The planned redevelopment of Blue House roundabout is required, the council say, for safety reasons.

Plans tabled by the council on July 20th would see a significantly larger roundabout, controlled by traffic lights, replace the current smaller – infamous – roundabout. This new roundabout would encroach on Town Moor land currently owned by the Freemen of Newcastle.

“We have a responsibility to ensure that the Blue House junction becomes safer, and that it does not constrain growth (particularly housing/employment growth in North Tyneside and Northumberland in addition to our city) so we need to make changes at this location,” the council say.

The proposed plans, drawn up by planners based at AECOM, an engineering firm with offices in Newcastle and Leeds – the latter where the plans were produced – have not been warmly welcomed by residents.

Of 107 comments published on the project’s consultation page at the time of publication, just seven are marked as positive. Only three of those actually contain comments in favour of the idea, with other respondents complaining that they had marked comments as positive by mistake.
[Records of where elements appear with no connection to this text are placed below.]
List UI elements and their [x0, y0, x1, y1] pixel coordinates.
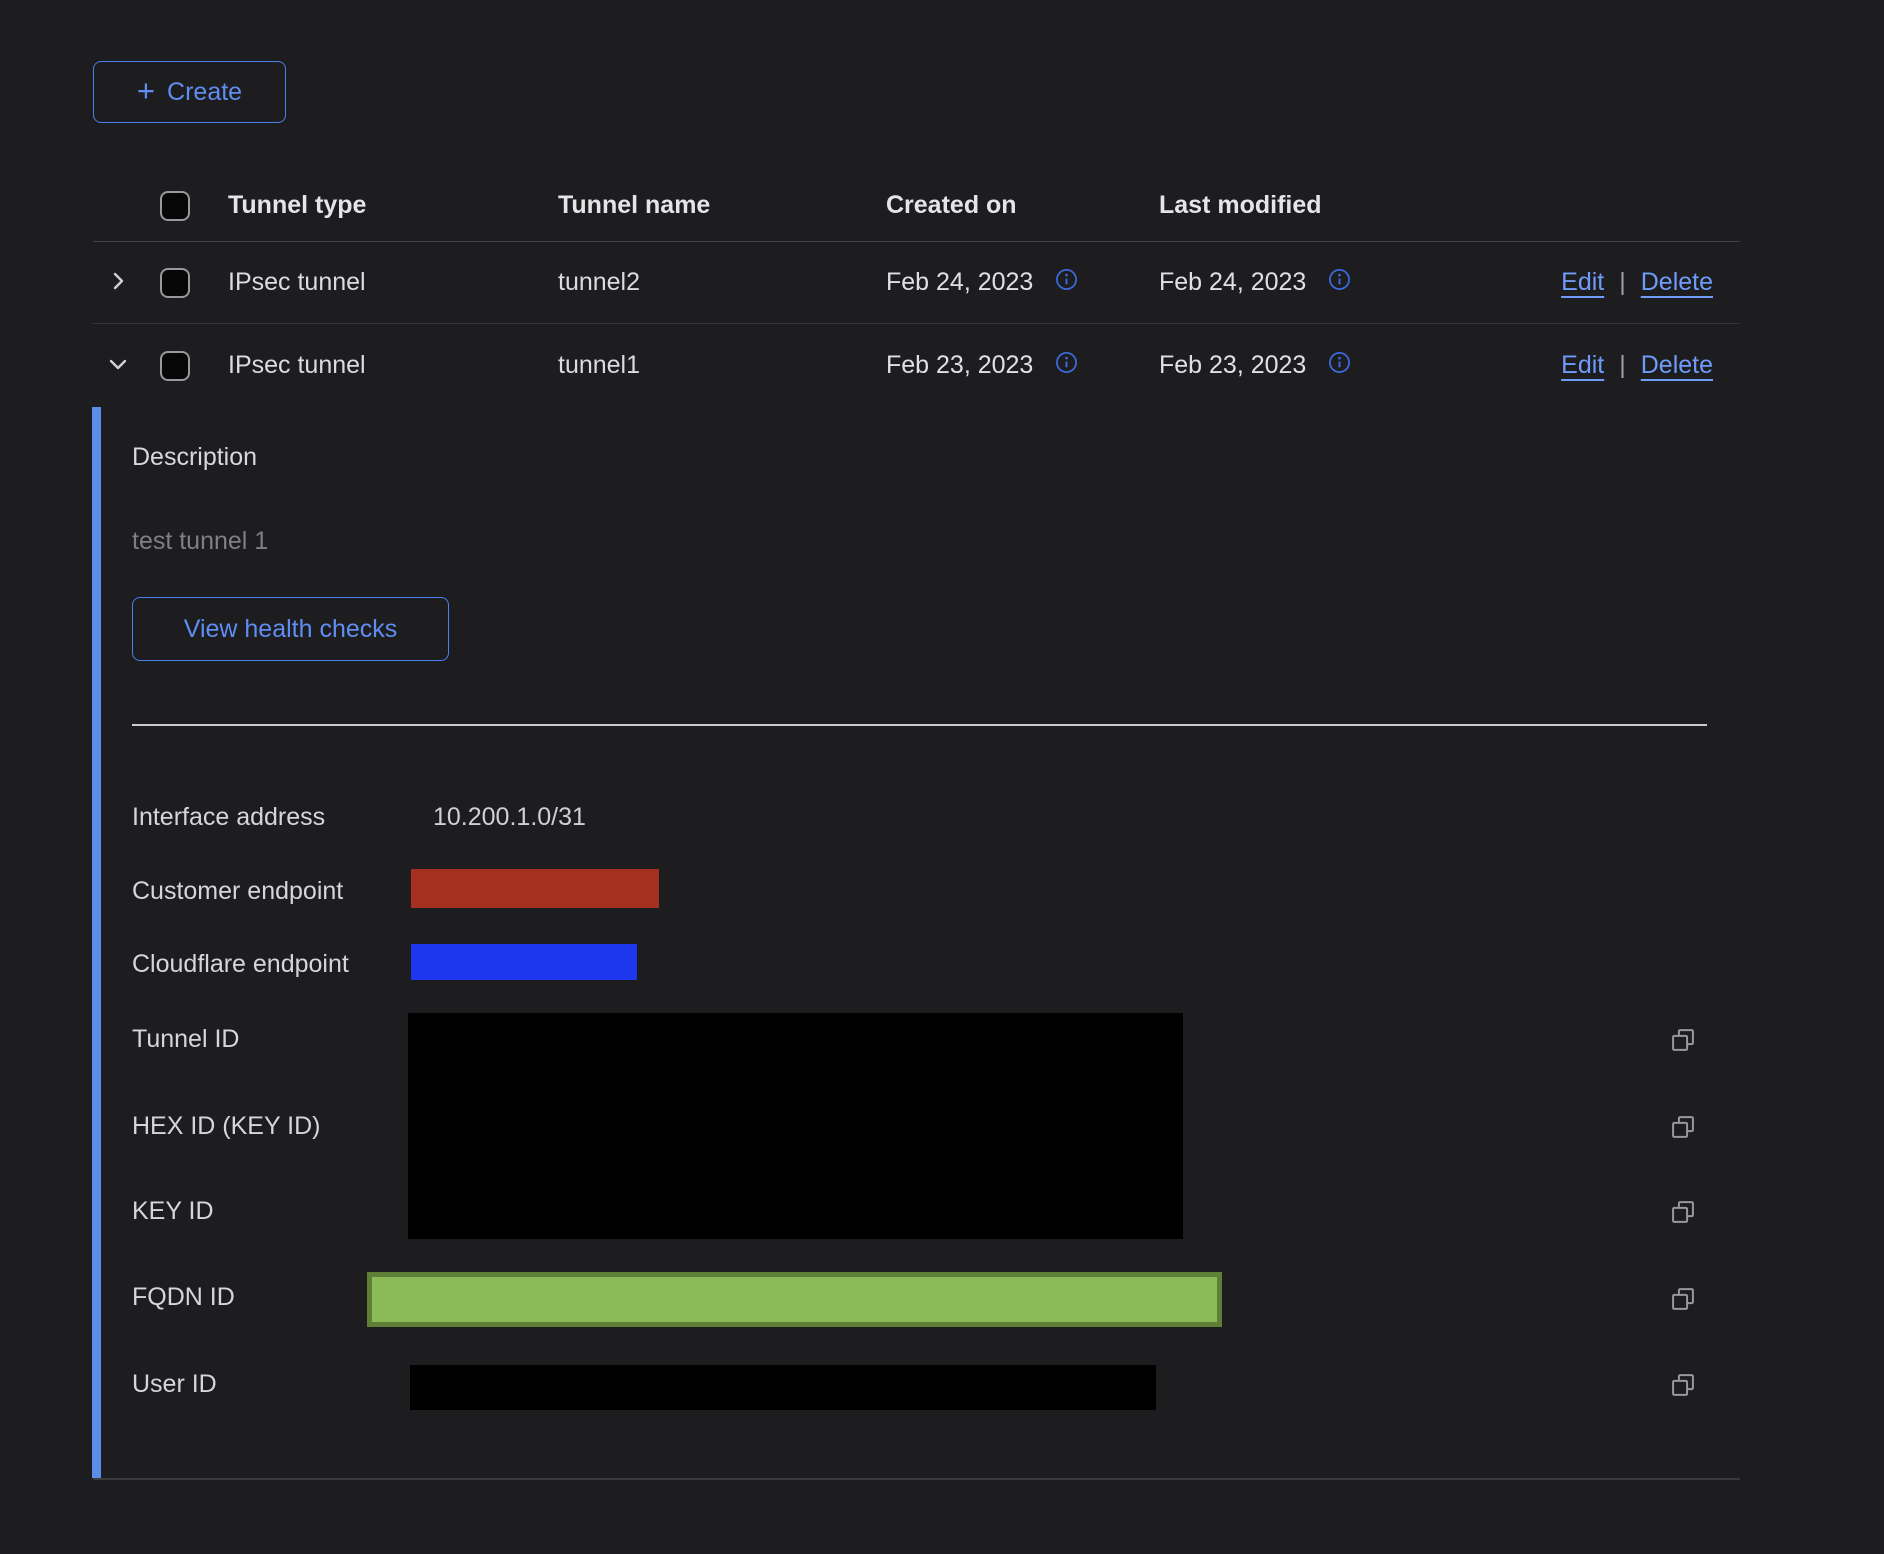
copy-icon — [1669, 1042, 1697, 1057]
fqdn-id-label: FQDN ID — [132, 1283, 235, 1312]
tunnel-name-value: tunnel1 — [558, 351, 886, 380]
last-modified-cell: Feb 24, 2023 — [1159, 268, 1460, 298]
row-checkbox[interactable] — [160, 351, 190, 381]
info-icon[interactable] — [1055, 351, 1078, 381]
delete-link[interactable]: Delete — [1641, 268, 1713, 297]
table-row-tunnel1: IPsec tunnel tunnel1 Feb 23, 2023 Feb 23… — [93, 324, 1740, 407]
row-checkbox-cell — [160, 268, 228, 298]
cloudflare-endpoint-redacted-value — [411, 944, 637, 980]
expand-cell — [93, 352, 160, 379]
interface-address-value: 10.200.1.0/31 — [433, 803, 586, 832]
plus-icon: + — [137, 75, 155, 106]
created-on-cell: Feb 24, 2023 — [886, 268, 1159, 298]
action-separator: | — [1619, 351, 1626, 380]
expanded-row-accent-bar — [92, 407, 101, 1478]
table-row-tunnel2: IPsec tunnel tunnel2 Feb 24, 2023 Feb 24… — [93, 242, 1740, 324]
row-checkbox-cell — [160, 351, 228, 381]
info-icon[interactable] — [1328, 351, 1351, 381]
description-label: Description — [132, 443, 257, 472]
tunnel-type-value: IPsec tunnel — [228, 351, 558, 380]
copy-fqdn-id-button[interactable] — [1668, 1285, 1698, 1315]
table-header-row: Tunnel type Tunnel name Created on Last … — [93, 170, 1740, 242]
delete-link[interactable]: Delete — [1641, 351, 1713, 380]
created-on-cell: Feb 23, 2023 — [886, 351, 1159, 381]
last-modified-value: Feb 24, 2023 — [1159, 268, 1306, 297]
row-checkbox[interactable] — [160, 268, 190, 298]
copy-icon — [1669, 1129, 1697, 1144]
action-separator: | — [1619, 268, 1626, 297]
copy-hex-id-button[interactable] — [1668, 1113, 1698, 1143]
customer-endpoint-redacted-value — [411, 869, 659, 908]
create-button-label: Create — [167, 78, 242, 107]
last-modified-cell: Feb 23, 2023 — [1159, 351, 1460, 381]
copy-icon — [1669, 1301, 1697, 1316]
key-id-label: KEY ID — [132, 1197, 214, 1226]
description-value: test tunnel 1 — [132, 527, 268, 556]
column-header-tunnel-name: Tunnel name — [558, 191, 886, 220]
edit-link[interactable]: Edit — [1561, 351, 1604, 380]
chevron-down-icon — [106, 352, 130, 379]
collapse-row-button[interactable] — [106, 352, 130, 379]
column-header-tunnel-type: Tunnel type — [228, 191, 558, 220]
created-on-value: Feb 24, 2023 — [886, 268, 1033, 297]
info-icon[interactable] — [1328, 268, 1351, 298]
create-button[interactable]: + Create — [93, 61, 286, 123]
created-on-value: Feb 23, 2023 — [886, 351, 1033, 380]
row-actions-cell: Edit | Delete — [1460, 268, 1740, 297]
hex-id-label: HEX ID (KEY ID) — [132, 1112, 320, 1141]
copy-tunnel-id-button[interactable] — [1668, 1026, 1698, 1056]
detail-divider — [132, 724, 1707, 726]
select-all-cell — [160, 191, 228, 221]
copy-icon — [1669, 1387, 1697, 1402]
column-header-created-on: Created on — [886, 191, 1159, 220]
customer-endpoint-label: Customer endpoint — [132, 877, 343, 906]
row-actions-cell: Edit | Delete — [1460, 351, 1740, 380]
copy-icon — [1669, 1214, 1697, 1229]
edit-link[interactable]: Edit — [1561, 268, 1604, 297]
copy-user-id-button[interactable] — [1668, 1371, 1698, 1401]
tunnel-name-value: tunnel2 — [558, 268, 886, 297]
tunnels-page: + Create Tunnel type Tunnel name Created… — [0, 0, 1884, 1554]
user-id-label: User ID — [132, 1370, 217, 1399]
tunnel-type-value: IPsec tunnel — [228, 268, 558, 297]
column-header-last-modified: Last modified — [1159, 191, 1460, 220]
cloudflare-endpoint-label: Cloudflare endpoint — [132, 950, 349, 979]
expand-cell — [93, 269, 160, 296]
interface-address-label: Interface address — [132, 803, 325, 832]
table-bottom-divider — [93, 1478, 1740, 1480]
tunnel-id-label: Tunnel ID — [132, 1025, 239, 1054]
select-all-checkbox[interactable] — [160, 191, 190, 221]
info-icon[interactable] — [1055, 268, 1078, 298]
last-modified-value: Feb 23, 2023 — [1159, 351, 1306, 380]
fqdn-id-redacted-value — [367, 1272, 1222, 1327]
copy-key-id-button[interactable] — [1668, 1198, 1698, 1228]
view-health-checks-button[interactable]: View health checks — [132, 597, 449, 661]
chevron-right-icon — [106, 269, 130, 296]
expand-row-button[interactable] — [106, 269, 130, 296]
user-id-redacted-value — [410, 1365, 1156, 1410]
ids-redacted-value-block — [408, 1013, 1183, 1239]
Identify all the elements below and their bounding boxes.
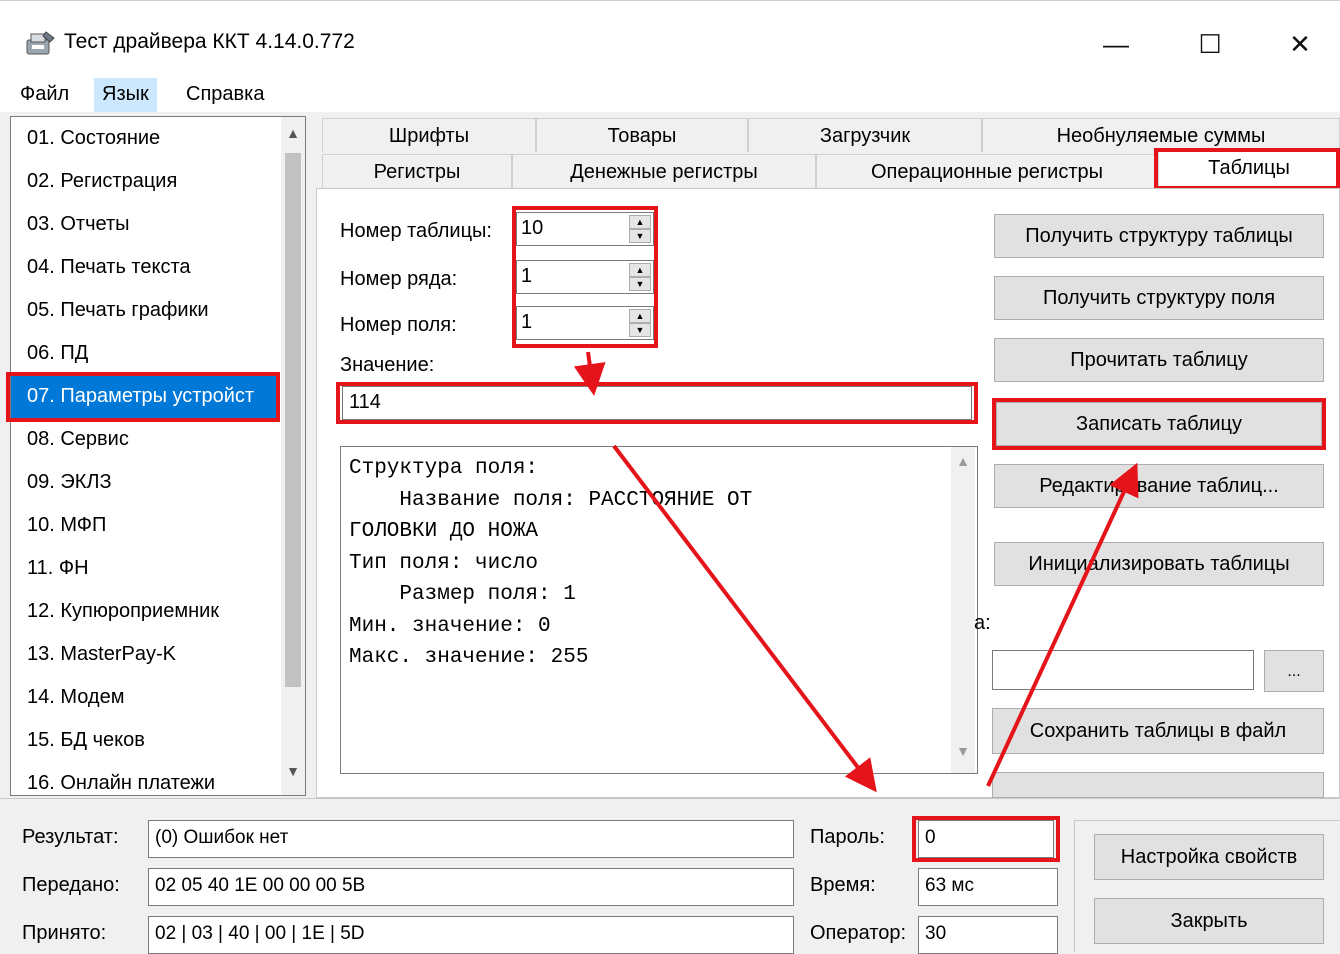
received-label: Принято: [22,922,107,944]
nav-item-service[interactable]: 08. Сервис [11,418,279,461]
minimize-button[interactable]: — [1076,14,1156,74]
stepper-down-icon[interactable]: ▼ [629,323,651,337]
table-number-label: Номер таблицы: [340,220,492,242]
tab-operation-registers[interactable]: Операционные регистры [816,154,1158,188]
tab-fonts[interactable]: Шрифты [322,118,536,152]
table-number-stepper[interactable]: 10 ▲ ▼ [516,212,654,246]
time-label: Время: [810,874,876,896]
operator-label: Оператор: [810,922,907,944]
result-label: Результат: [22,826,119,848]
nav-item-bill-acceptor[interactable]: 12. Купюроприемник [11,590,279,633]
stepper-down-icon[interactable]: ▼ [629,277,651,291]
close-window-button[interactable]: ✕ [1260,14,1340,74]
field-structure-text: Структура поля: Название поля: РАССТОЯНИ… [349,457,753,669]
row-number-value: 1 [521,265,533,287]
time-field: 63 мс [918,868,1058,906]
nav-item-status[interactable]: 01. Состояние [11,117,279,160]
stepper-down-icon[interactable]: ▼ [629,229,651,243]
menu-help[interactable]: Справка [178,78,272,112]
nav-item-print-graphics[interactable]: 05. Печать графики [11,289,279,332]
scroll-down-icon[interactable]: ▼ [951,743,975,759]
tab-goods[interactable]: Товары [536,118,748,152]
nav-item-modem[interactable]: 14. Модем [11,676,279,719]
nav-item-mfp[interactable]: 10. МФП [11,504,279,547]
section-list-scrollbar[interactable]: ▲ ▼ [281,117,305,795]
scroll-down-icon[interactable]: ▼ [281,757,305,785]
edit-tables-button[interactable]: Редактирование таблиц... [994,464,1324,508]
operator-field[interactable]: 30 [918,916,1058,954]
field-number-value: 1 [521,311,533,333]
row-number-label: Номер ряда: [340,268,458,290]
close-button[interactable]: Закрыть [1094,898,1324,944]
nav-item-fn[interactable]: 11. ФН [11,547,279,590]
nav-item-print-text[interactable]: 04. Печать текста [11,246,279,289]
window-title: Тест драйвера ККТ 4.14.0.772 [64,30,355,53]
field-number-stepper[interactable]: 1 ▲ ▼ [516,306,654,340]
password-input[interactable]: 0 [918,820,1054,858]
table-number-value: 10 [521,217,544,239]
tab-loader[interactable]: Загрузчик [748,118,982,152]
read-table-button[interactable]: Прочитать таблицу [994,338,1324,382]
nav-item-pd[interactable]: 06. ПД [11,332,279,375]
result-field: (0) Ошибок нет [148,820,794,858]
nav-item-reports[interactable]: 03. Отчеты [11,203,279,246]
write-table-button[interactable]: Записать таблицу [996,402,1322,446]
value-label: Значение: [340,354,435,376]
maximize-button[interactable]: ☐ [1170,14,1250,74]
nav-item-receipts-db[interactable]: 15. БД чеков [11,719,279,762]
menu-language[interactable]: Язык [94,78,157,112]
nav-item-online-payments[interactable]: 16. Онлайн платежи [11,762,279,795]
nav-item-eklz[interactable]: 09. ЭКЛЗ [11,461,279,504]
nav-item-registration[interactable]: 02. Регистрация [11,160,279,203]
tab-registers[interactable]: Регистры [322,154,512,188]
tab-non-reset-sums[interactable]: Необнуляемые суммы [982,118,1340,152]
field-structure-textbox[interactable]: Структура поля: Название поля: РАССТОЯНИ… [340,446,978,774]
file-path-input[interactable] [992,650,1254,690]
sent-field: 02 05 40 1E 00 00 00 5B [148,868,794,906]
menu-bar: Файл Язык Справка [0,78,1340,112]
partial-hidden-button[interactable] [992,772,1324,798]
get-field-structure-button[interactable]: Получить структуру поля [994,276,1324,320]
tab-money-registers[interactable]: Денежные регистры [512,154,816,188]
row-number-stepper[interactable]: 1 ▲ ▼ [516,260,654,294]
menu-file[interactable]: Файл [12,78,77,112]
browse-button[interactable]: ... [1264,650,1324,692]
password-label: Пароль: [810,826,885,848]
scroll-up-icon[interactable]: ▲ [281,119,305,147]
field-number-label: Номер поля: [340,314,457,336]
nav-item-masterpay[interactable]: 13. MasterPay-K [11,633,279,676]
value-input[interactable]: 114 [342,386,972,420]
textbox-scrollbar[interactable]: ▲ ▼ [951,447,975,773]
tab-tables[interactable]: Таблицы [1158,150,1340,190]
scrollbar-thumb[interactable] [285,153,301,687]
get-table-structure-button[interactable]: Получить структуру таблицы [994,214,1324,258]
stepper-up-icon[interactable]: ▲ [629,263,651,277]
file-label: а: [974,612,991,634]
save-tables-to-file-button[interactable]: Сохранить таблицы в файл [992,708,1324,754]
nav-item-device-params[interactable]: 07. Параметры устройст [11,375,279,418]
stepper-up-icon[interactable]: ▲ [629,309,651,323]
sent-label: Передано: [22,874,120,896]
scroll-up-icon[interactable]: ▲ [951,453,975,469]
section-list[interactable]: 01. Состояние 02. Регистрация 03. Отчеты… [10,116,306,796]
received-field: 02 | 03 | 40 | 00 | 1E | 5D [148,916,794,954]
settings-button[interactable]: Настройка свойств [1094,834,1324,880]
init-tables-button[interactable]: Инициализировать таблицы [994,542,1324,586]
app-icon [24,28,56,58]
stepper-up-icon[interactable]: ▲ [629,215,651,229]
One response on the council’s consultation page called the plans “an obscenely large roundabout”. Newcastle City Council acknowledge in their introduction to the plans that “the design we are proposing is a much bigger roundabout than the current layout, with traffic lights controlling access to the system.”

Many responses on the council’s website and social media focus around the impact the plans will have on the Town Moor. One tweet claimed that more than 100 trees will be lost if the plans, as tabled, go ahead.

Resident bodies and lobby organisations have also reacted badly to the plans. The Newcastle Cycling Campaign called the mooted changes “fundamentally wrong”.

Local resident Simon Ross told JesmondLocal “I am somewhat stunned by a proposal to create a motorway style junction in the middle of a well used public park next to a residential area.”

The proposed scheme would create four traffic lanes along Jesmond Dene Road between the junctions with Osborne Road and with Moorfield, up from the current three lanes.

Were the plans to go ahead, the council would swap land it currently owns in Kenton for acreage on the Town Moor that would allow it to build the new, larger roundabout, it was revealed in documentation submitted in support of the plans.